The team analyzed a dataset with more than 80,000 gene sequences representing the global diversity of the influenza A virus and analyzed them with their newly developed approach. The influenza A virus is subdivided into 17 so-called HA subtypes - H1 through H17 - and 10 subtypes of NA, N1-N10. These mix and match, for example H1N1, H7N9, with the greatest diversity seen in birds.
Using the new family tree of the flu virus as a map showed which species moved to which host species and when. It revealed that for several of its 8 genomic segments avian influenza virus is not nearly as ancient as often assumed.
"What we're finding is that the avian virus has an extremely shallow history in most genes, not much older than the invention of the telephone," Worobey explained.
The research team, which included UA graduate student Guan-Zhu Han and Andrew Rambaut, a professor from the University of Edinburgh who is also affiliated with the U.S. National Institutes of Health, found a strong signature in the data suggesting that something revolutionary happened to avian influenza virus, with the majority of its genetic diversity being replaced by some new variant in a selective sweep in an extremely synchronous event.

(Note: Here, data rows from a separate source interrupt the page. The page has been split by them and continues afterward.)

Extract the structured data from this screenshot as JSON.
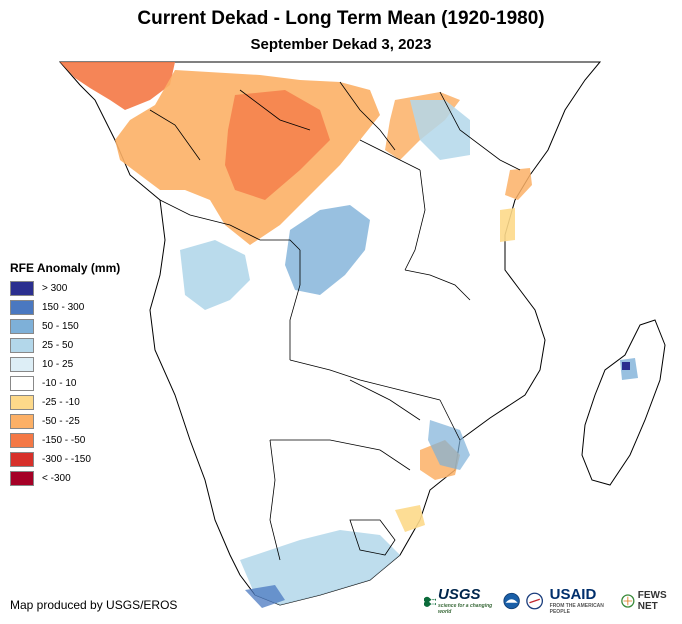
{
  "header": {
    "title": "Current Dekad - Long Term Mean (1920-1980)",
    "subtitle": "September Dekad 3, 2023"
  },
  "legend": {
    "title": "RFE Anomaly (mm)",
    "items": [
      {
        "label": "> 300",
        "color": "#2b2f8f"
      },
      {
        "label": "150 - 300",
        "color": "#4a78c0"
      },
      {
        "label": "50 - 150",
        "color": "#7eb0d8"
      },
      {
        "label": "25 - 50",
        "color": "#b3d7ea"
      },
      {
        "label": "10 - 25",
        "color": "#ddeef6"
      },
      {
        "label": "-10 - 10",
        "color": "#ffffff"
      },
      {
        "label": "-25 - -10",
        "color": "#fdd98a"
      },
      {
        "label": "-50 - -25",
        "color": "#fcb066"
      },
      {
        "label": "-150 - -50",
        "color": "#f47845"
      },
      {
        "label": "-300 - -150",
        "color": "#d7302a"
      },
      {
        "label": "< -300",
        "color": "#a50026"
      }
    ]
  },
  "footer": {
    "credit": "Map produced by USGS/EROS",
    "logos": {
      "usgs": "USGS",
      "usgs_tagline": "science for a changing world",
      "usaid": "USAID",
      "usaid_tagline": "FROM THE AMERICAN PEOPLE",
      "fews": "FEWS NET"
    }
  },
  "colors": {
    "border": "#000000",
    "land": "#ffffff"
  }
}
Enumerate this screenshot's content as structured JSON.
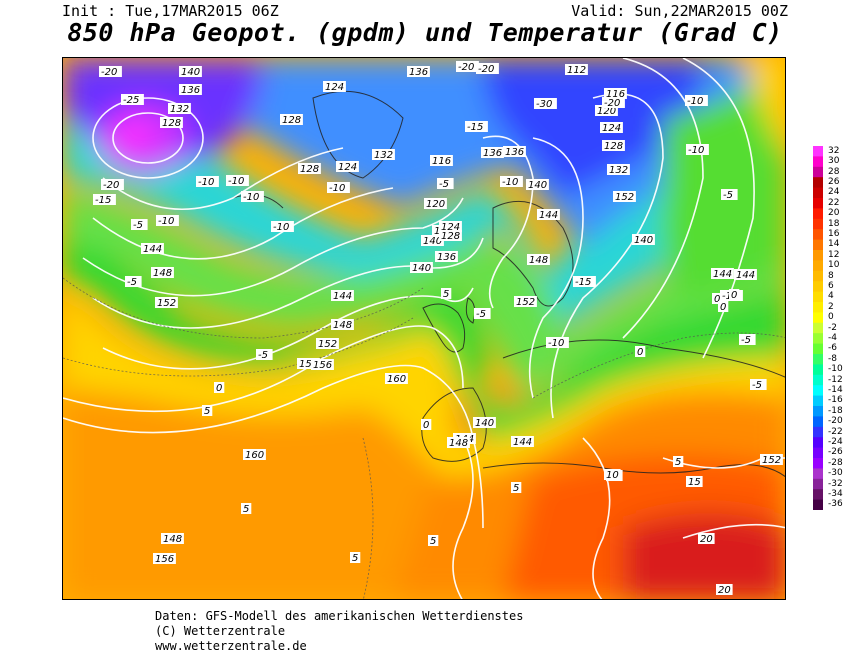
{
  "header": {
    "init": "Init : Tue,17MAR2015 06Z",
    "valid": "Valid: Sun,22MAR2015 00Z",
    "title": "850 hPa Geopot. (gpdm) und Temperatur (Grad C)"
  },
  "colorbar": {
    "labels": [
      "32",
      "30",
      "28",
      "26",
      "24",
      "22",
      "20",
      "18",
      "16",
      "14",
      "12",
      "10",
      "8",
      "6",
      "4",
      "2",
      "0",
      "-2",
      "-4",
      "-6",
      "-8",
      "-10",
      "-12",
      "-14",
      "-16",
      "-18",
      "-20",
      "-22",
      "-24",
      "-26",
      "-28",
      "-30",
      "-32",
      "-34",
      "-36"
    ],
    "colors": [
      "#ff33ff",
      "#ff00cc",
      "#cc0099",
      "#b30000",
      "#cc0000",
      "#e60000",
      "#ff1a00",
      "#ff3300",
      "#ff5500",
      "#ff7700",
      "#ff9900",
      "#ffaa00",
      "#ffbb00",
      "#ffcc00",
      "#ffdd00",
      "#ffee00",
      "#ffff00",
      "#ccff33",
      "#99ff33",
      "#66ff33",
      "#33ff66",
      "#00ff99",
      "#00ffcc",
      "#00ffff",
      "#00ccff",
      "#0099ff",
      "#0066ff",
      "#3333ff",
      "#5500ff",
      "#7700ff",
      "#9900ff",
      "#aa33cc",
      "#882299",
      "#661166",
      "#440044"
    ]
  },
  "map": {
    "geopotential_labels": [
      {
        "t": "140"
      },
      {
        "t": "136"
      },
      {
        "t": "132"
      },
      {
        "t": "128"
      },
      {
        "t": "124"
      },
      {
        "t": "128"
      },
      {
        "t": "136"
      },
      {
        "t": "112"
      },
      {
        "t": "116"
      },
      {
        "t": "120"
      },
      {
        "t": "124"
      },
      {
        "t": "128"
      },
      {
        "t": "132"
      },
      {
        "t": "136"
      },
      {
        "t": "140"
      },
      {
        "t": "144"
      },
      {
        "t": "148"
      },
      {
        "t": "152"
      },
      {
        "t": "156"
      },
      {
        "t": "160"
      },
      {
        "t": "144"
      },
      {
        "t": "148"
      },
      {
        "t": "152"
      },
      {
        "t": "156"
      },
      {
        "t": "160"
      },
      {
        "t": "140"
      },
      {
        "t": "144"
      },
      {
        "t": "148"
      },
      {
        "t": "152"
      },
      {
        "t": "144"
      },
      {
        "t": "140"
      },
      {
        "t": "136"
      },
      {
        "t": "132"
      },
      {
        "t": "128"
      },
      {
        "t": "124"
      },
      {
        "t": "120"
      },
      {
        "t": "116"
      },
      {
        "t": "136"
      },
      {
        "t": "132"
      },
      {
        "t": "128"
      },
      {
        "t": "124"
      },
      {
        "t": "140"
      },
      {
        "t": "144"
      },
      {
        "t": "148"
      },
      {
        "t": "152"
      },
      {
        "t": "144"
      },
      {
        "t": "140"
      },
      {
        "t": "152"
      },
      {
        "t": "144"
      },
      {
        "t": "148"
      },
      {
        "t": "156"
      }
    ],
    "temperature_labels": [
      {
        "t": "-20"
      },
      {
        "t": "-25"
      },
      {
        "t": "-20"
      },
      {
        "t": "-15"
      },
      {
        "t": "-10"
      },
      {
        "t": "-5"
      },
      {
        "t": "-10"
      },
      {
        "t": "-10"
      },
      {
        "t": "-10"
      },
      {
        "t": "-10"
      },
      {
        "t": "-5"
      },
      {
        "t": "-5"
      },
      {
        "t": "0"
      },
      {
        "t": "5"
      },
      {
        "t": "5"
      },
      {
        "t": "5"
      },
      {
        "t": "-20"
      },
      {
        "t": "-20"
      },
      {
        "t": "-15"
      },
      {
        "t": "-10"
      },
      {
        "t": "-10"
      },
      {
        "t": "-5"
      },
      {
        "t": "0"
      },
      {
        "t": "-15"
      },
      {
        "t": "-10"
      },
      {
        "t": "-5"
      },
      {
        "t": "0"
      },
      {
        "t": "-10"
      },
      {
        "t": "-5"
      },
      {
        "t": "-5"
      },
      {
        "t": "0"
      },
      {
        "t": "5"
      },
      {
        "t": "10"
      },
      {
        "t": "15"
      },
      {
        "t": "20"
      },
      {
        "t": "20"
      },
      {
        "t": "-30"
      },
      {
        "t": "-20"
      },
      {
        "t": "-10"
      },
      {
        "t": "-10"
      },
      {
        "t": "-5"
      },
      {
        "t": "0"
      },
      {
        "t": "0"
      },
      {
        "t": "5"
      },
      {
        "t": "5"
      },
      {
        "t": "5"
      },
      {
        "t": "10"
      }
    ]
  },
  "footer": {
    "line1": "Daten: GFS-Modell des amerikanischen Wetterdienstes",
    "line2": "(C) Wetterzentrale",
    "line3": "www.wetterzentrale.de"
  }
}
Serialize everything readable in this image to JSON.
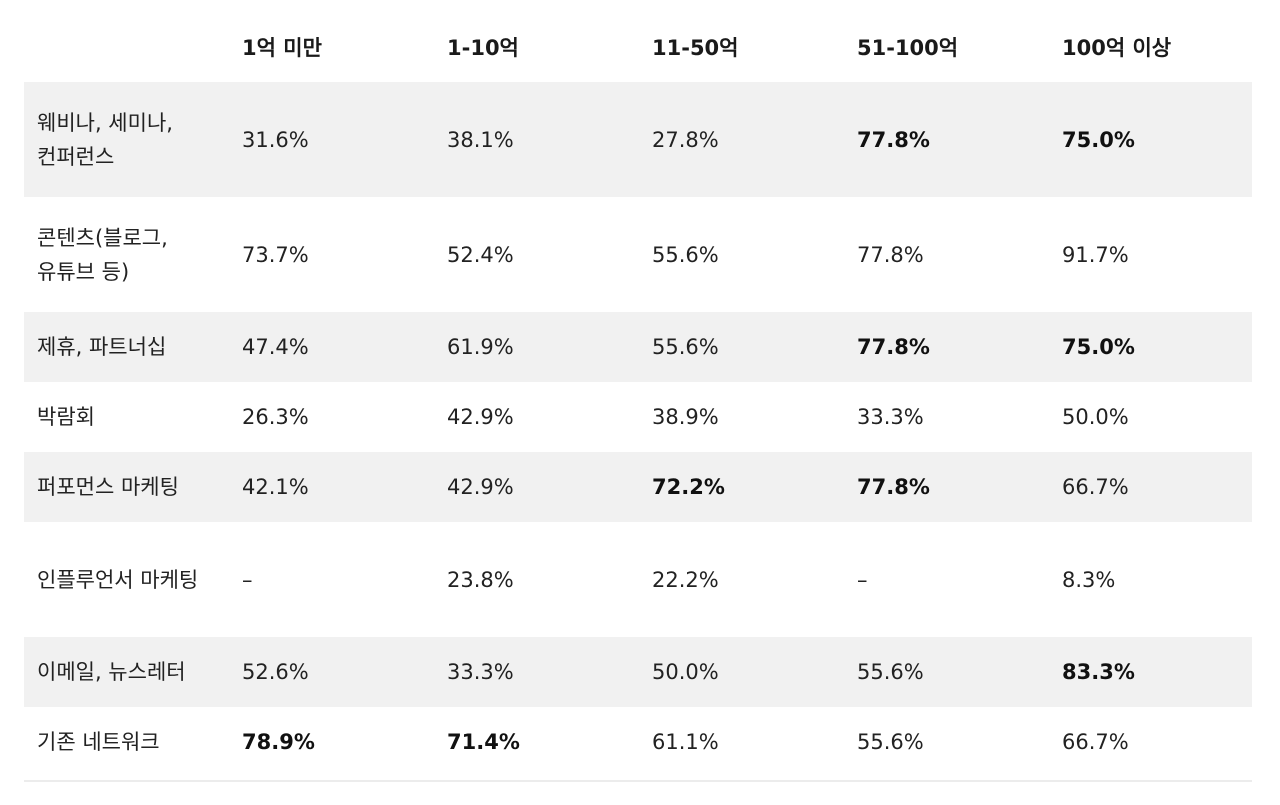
{
  "header": [
    "",
    "1억 미만",
    "1-10억",
    "11-50억",
    "51-100억",
    "100억 이상"
  ],
  "rows": [
    {
      "label": "웨비나, 세미나, 컨퍼런스",
      "values": [
        "31.6%",
        "38.1%",
        "27.8%",
        "77.8%",
        "75.0%"
      ],
      "bold": [
        false,
        false,
        false,
        true,
        true
      ]
    },
    {
      "label": "콘텐츠(블로그, 유튜브 등)",
      "values": [
        "73.7%",
        "52.4%",
        "55.6%",
        "77.8%",
        "91.7%"
      ],
      "bold": [
        false,
        false,
        false,
        false,
        false
      ]
    },
    {
      "label": "제휴, 파트너십",
      "values": [
        "47.4%",
        "61.9%",
        "55.6%",
        "77.8%",
        "75.0%"
      ],
      "bold": [
        false,
        false,
        false,
        true,
        true
      ]
    },
    {
      "label": "박람회",
      "values": [
        "26.3%",
        "42.9%",
        "38.9%",
        "33.3%",
        "50.0%"
      ],
      "bold": [
        false,
        false,
        false,
        false,
        false
      ]
    },
    {
      "label": "퍼포먼스 마케팅",
      "values": [
        "42.1%",
        "42.9%",
        "72.2%",
        "77.8%",
        "66.7%"
      ],
      "bold": [
        false,
        false,
        true,
        true,
        false
      ]
    },
    {
      "label": "인플루언서 마케팅",
      "values": [
        "–",
        "23.8%",
        "22.2%",
        "–",
        "8.3%"
      ],
      "bold": [
        false,
        false,
        false,
        false,
        false
      ]
    },
    {
      "label": "이메일, 뉴스레터",
      "values": [
        "52.6%",
        "33.3%",
        "50.0%",
        "55.6%",
        "83.3%"
      ],
      "bold": [
        false,
        false,
        false,
        false,
        true
      ]
    },
    {
      "label": "기존 네트워크",
      "values": [
        "78.9%",
        "71.4%",
        "61.1%",
        "55.6%",
        "66.7%"
      ],
      "bold": [
        true,
        true,
        false,
        false,
        false
      ]
    }
  ]
}
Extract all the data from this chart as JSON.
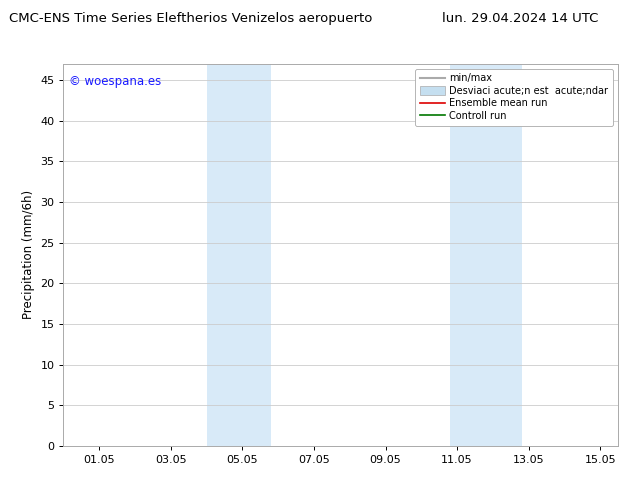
{
  "title_left": "CMC-ENS Time Series Eleftherios Venizelos aeropuerto",
  "title_right": "lun. 29.04.2024 14 UTC",
  "ylabel": "Precipitation (mm/6h)",
  "watermark": "© woespana.es",
  "watermark_color": "#1a1aff",
  "xlim_start": 0.0,
  "xlim_end": 15.5,
  "ylim_bottom": 0,
  "ylim_top": 47,
  "yticks": [
    0,
    5,
    10,
    15,
    20,
    25,
    30,
    35,
    40,
    45
  ],
  "xtick_labels": [
    "01.05",
    "03.05",
    "05.05",
    "07.05",
    "09.05",
    "11.05",
    "13.05",
    "15.05"
  ],
  "xtick_positions": [
    1,
    3,
    5,
    7,
    9,
    11,
    13,
    15
  ],
  "shaded_regions": [
    {
      "x_start": 4.0,
      "x_end": 5.8,
      "color": "#d8eaf8"
    },
    {
      "x_start": 10.8,
      "x_end": 12.8,
      "color": "#d8eaf8"
    }
  ],
  "legend_entries": [
    {
      "label": "min/max",
      "color": "#aaaaaa",
      "lw": 1.5
    },
    {
      "label": "Desviaci acute;n est  acute;ndar",
      "color": "#c5dff0",
      "lw": 7
    },
    {
      "label": "Ensemble mean run",
      "color": "#dd0000",
      "lw": 1.2
    },
    {
      "label": "Controll run",
      "color": "#007700",
      "lw": 1.2
    }
  ],
  "bg_color": "#ffffff",
  "plot_bg_color": "#ffffff",
  "grid_color": "#cccccc",
  "title_fontsize": 9.5,
  "ylabel_fontsize": 8.5,
  "tick_fontsize": 8,
  "watermark_fontsize": 8.5,
  "legend_fontsize": 7
}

Worobey said the timing is provocative because of the correlation of that sudden shift in the flu virus' evolution with historical events in the late nineteenth century.
"In the 1870s, an immense horse flu outbreak swept across North America," Worobey said, "City by city and town by town, horses got sick and perhaps five percent of them died. Half of Boston burned down during the outbreak, because there were no horses to pull the pump wagons. Out here in the West, the U.S. Cavalry was fighting the Apaches on foot because all the horses were sick. This happened at a time when horsepower was actual horse power. The horse flu outbreak pulled the rug out from under the economy."
According to Worobey, the newly generated evolutionary trees show a global replacement of the genes in the avian flu virus coinciding closely with the horse flu outbreak, which the analyses also reveal to be the closest relative to the avian virus.
"Interestingly, a previous research paper analyzing old newspaper records reported that in the days following the horse flu outbreak, there were repeated outbreaks described at the time as influenza killing chickens and other domestic birds," Worobey said. "That's another unexpected link in the history, and the there is a possibility that the two might be connected, given what we see in our trees."
He added that the evolutionary results didn't allow for a definitive determination of whether the virus jumped from horses to birds or vice versa, but a close relationship between the two virus species is clearly there.
With regard to humans, the research sheds light on a longstanding mystery. Ever since the influenza pandemic of 1918, it has not been possible to narrow down even to a hemisphere the geographic origins of any of the genes of the pandemic virus.
"Our study changes that," Worobey said. "It is now clear that most of its genome jumped from birds very close to 1918 in the Western Hemisphere, and there is a suggestion that it was North America in particular."
The results also challenge the accepted wisdom of wild birds as the major reservoir harboring the flu virus, from where it jumps to domestic birds and other species, including humans. Instead, the genetic diversity across the whole avian virus gene pool in domestic and wild birds often appears to trace back to earlier outbreaks of the virus in domestic birds, Worobey explained.
"People tend to think of wild birds as the source of everything, but we see a very strong indication of spillover from domestic birds to wild birds," he said. "It turns out the animals we keep for food and eggs may be substantially shaping the diversity of these viruses in the wild over time spans of decades. That is a surprise."